Vozes: -Muito bem, muito bem!
O orador foi muito cumprimentado.
O Sr. Agostinho Cardoso: - Sr. Presidente: no mês de Março último, por duas vezes, nesta Assembleia Nacional, pedi providências ao Governo quanto à inexplicável demora na construção de silos para trigo e milho na ilha da Madeira.
A importância do problema e as graves consequências que da sua não solução podem advir levam-me a retomar o tema e a argumentação, aliás de tal simplicidade e evidência, que ninguém, até hoje, que eu saiba, lhe opôs quaisquer razões.
A Madeira tem hoje cerca de 300 000 habitantes. Produz trigo que corresponde ao consumo de cerca de dois meses e milho para cerca de dez dias em cada ano. Importa anualmente 20 000 t de trigo e 18 000 t de milho, ou sejam 38 000 t de cereal.
O trigo é importado sem preocupação de constituir-se reservas e depositado, pela Federação Nacional dos Produtores de Trigo, na firma moageira, que, evidentemente, não pode ter instalações e dispositivos para o seu tratamento e conservação, seja qual for o grau de humidade e as impurezas que contenha.
Mais grave ainda é o problema do milho. Não há armazenamento de milho na Madeira, e este constitui a base alimentar da sua população. Cada remessa que chega, em navio vindo de África, espera no molhe do porto, coberta por oleados, quando chove, que os grossistas a levantem, obrigatoriamente, a pronto pagamento.
Há vinte firmas importadoras. Não há um sistema de crédito organizado que proteja e caucione esta actividade e a sua limitada capacidade em capitais.
Cada remessa é por vezes totalmente consumida antes da chegada de novo carregamento, e, ao atracar novo navio vindo de África, cada firma importadora deve ter realizado o capital necessário para o seu contingente.
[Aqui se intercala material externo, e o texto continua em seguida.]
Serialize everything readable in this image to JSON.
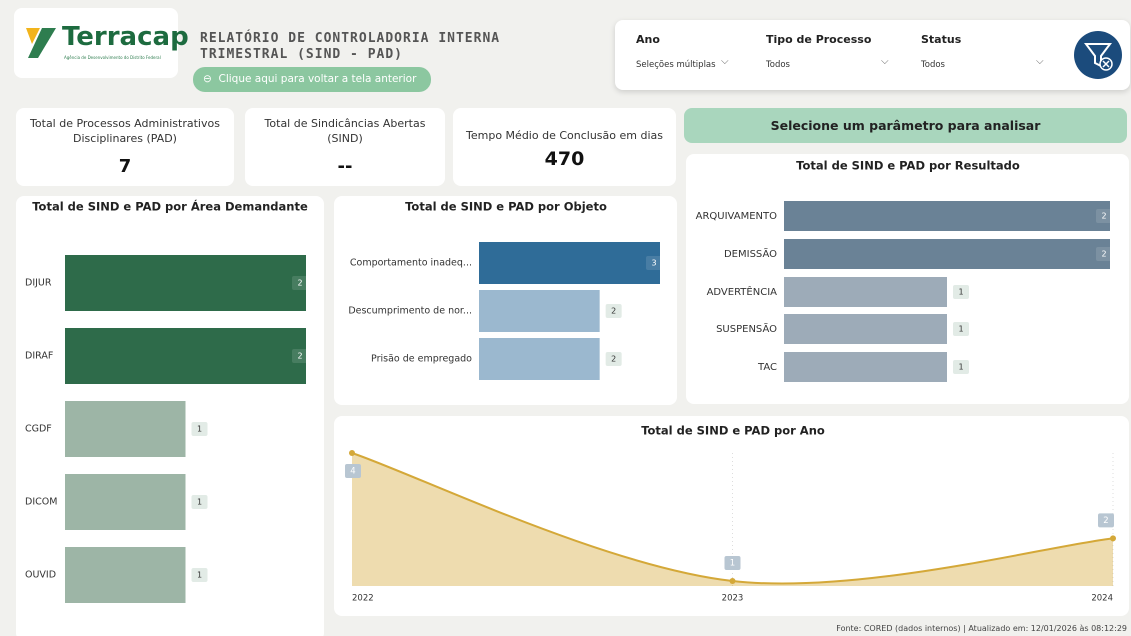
{
  "header": {
    "logo": "Terracap",
    "logo_subtitle": "Agência de Desenvolvimento do Distrito Federal",
    "title_lines": [
      "RELATÓRIO DE CONTROLADORIA INTERNA",
      "TRIMESTRAL (SIND - PAD)"
    ],
    "back_button": "Clique aqui para voltar a tela anterior"
  },
  "filters": [
    {
      "label": "Ano",
      "value": "Seleções múltiplas"
    },
    {
      "label": "Tipo de Processo",
      "value": "Todos"
    },
    {
      "label": "Status",
      "value": "Todos"
    }
  ],
  "kpis": [
    {
      "label": "Total de Processos Administrativos Disciplinares (PAD)",
      "value": 7
    },
    {
      "label": "Total de Sindicâncias Abertas (SIND)",
      "value": "--"
    },
    {
      "label": "Tempo Médio de Conclusão em dias",
      "value": 470
    }
  ],
  "param_button": "Selecione um parâmetro para analisar",
  "footer": "Fonte: CORED (dados internos) | Atualizado em: 12/01/2026 às 08:12:29",
  "chart_data": [
    {
      "type": "hbar",
      "title": "Total de SIND e PAD por Área Demandante",
      "categories": [
        "DIJUR",
        "DIRAF",
        "CGDF",
        "DICOM",
        "OUVID"
      ],
      "values": [
        2,
        2,
        1,
        1,
        1
      ],
      "colors": [
        "#2e6b4a",
        "#2e6b4a",
        "#9db5a6",
        "#9db5a6",
        "#9db5a6"
      ]
    },
    {
      "type": "hbar",
      "title": "Total de SIND e PAD por Objeto",
      "categories": [
        "Comportamento inadeq...",
        "Descumprimento de nor...",
        "Prisão de empregado"
      ],
      "values": [
        3,
        2,
        2
      ],
      "colors": [
        "#2f6c98",
        "#9bb8cf",
        "#9bb8cf"
      ]
    },
    {
      "type": "hbar",
      "title": "Total de SIND e PAD por Resultado",
      "categories": [
        "ARQUIVAMENTO",
        "DEMISSÃO",
        "ADVERTÊNCIA",
        "SUSPENSÃO",
        "TAC"
      ],
      "values": [
        2,
        2,
        1,
        1,
        1
      ],
      "colors": [
        "#6a8296",
        "#6a8296",
        "#9dabb8",
        "#9dabb8",
        "#9dabb8"
      ]
    },
    {
      "type": "area",
      "title": "Total de SIND e PAD por Ano",
      "x": [
        2022,
        2023,
        2024
      ],
      "values": [
        4,
        1,
        2
      ],
      "color": "#d4a838"
    }
  ]
}
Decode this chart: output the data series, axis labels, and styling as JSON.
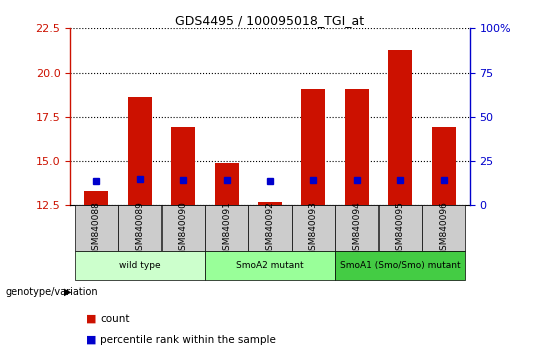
{
  "title": "GDS4495 / 100095018_TGI_at",
  "samples": [
    "GSM840088",
    "GSM840089",
    "GSM840090",
    "GSM840091",
    "GSM840092",
    "GSM840093",
    "GSM840094",
    "GSM840095",
    "GSM840096"
  ],
  "count_values": [
    13.3,
    18.6,
    16.9,
    14.9,
    12.7,
    19.1,
    19.1,
    21.3,
    16.9
  ],
  "percentile_values": [
    13.8,
    14.7,
    14.3,
    14.2,
    13.65,
    14.3,
    14.5,
    14.5,
    14.2
  ],
  "ylim_left": [
    12.5,
    22.5
  ],
  "ylim_right": [
    0,
    100
  ],
  "right_ticks": [
    0,
    25,
    50,
    75,
    100
  ],
  "right_tick_labels": [
    "0",
    "25",
    "50",
    "75",
    "100%"
  ],
  "left_ticks": [
    12.5,
    15.0,
    17.5,
    20.0,
    22.5
  ],
  "groups": [
    {
      "label": "wild type",
      "indices": [
        0,
        1,
        2
      ],
      "color": "#ccffcc"
    },
    {
      "label": "SmoA2 mutant",
      "indices": [
        3,
        4,
        5
      ],
      "color": "#99ff99"
    },
    {
      "label": "SmoA1 (Smo/Smo) mutant",
      "indices": [
        6,
        7,
        8
      ],
      "color": "#44cc44"
    }
  ],
  "bar_color": "#cc1100",
  "marker_color": "#0000cc",
  "bar_width": 0.55,
  "left_axis_color": "#cc1100",
  "right_axis_color": "#0000cc",
  "genotype_label": "genotype/variation",
  "count_label": "count",
  "percentile_label": "percentile rank within the sample",
  "sample_box_color": "#cccccc"
}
E cada dia a mais sobre o molhe corresponde a encargos portuários.
Não há, portanto, habitualmente, nem reservas de milho, nem local de armazenamento para efectuá-las.
Ora o trigo e o milho constituem a alimentação basilar das camadas populares do distrito, de tal modo que uma interrupção ou atraso das suas ligações marítimas, isto é, do seu abastecimento de cereais feito por mar, redundaria em catástrofe, dadas as condições insulares desta região.
Por isso, a construção de silos tem constituído preocupação constante dos dirigentes da Madeira e dos que têm planificado e previsto os seus meios militares de defesa.
A instabilidade da situação internacional torna premente a organização de reservas de cereais para alguns meses, como há muito se impõe.
Até aqui, e sobretudo durante a segunda guerra mundial, a perfeita coordenação dos serviços da Junta Nacional.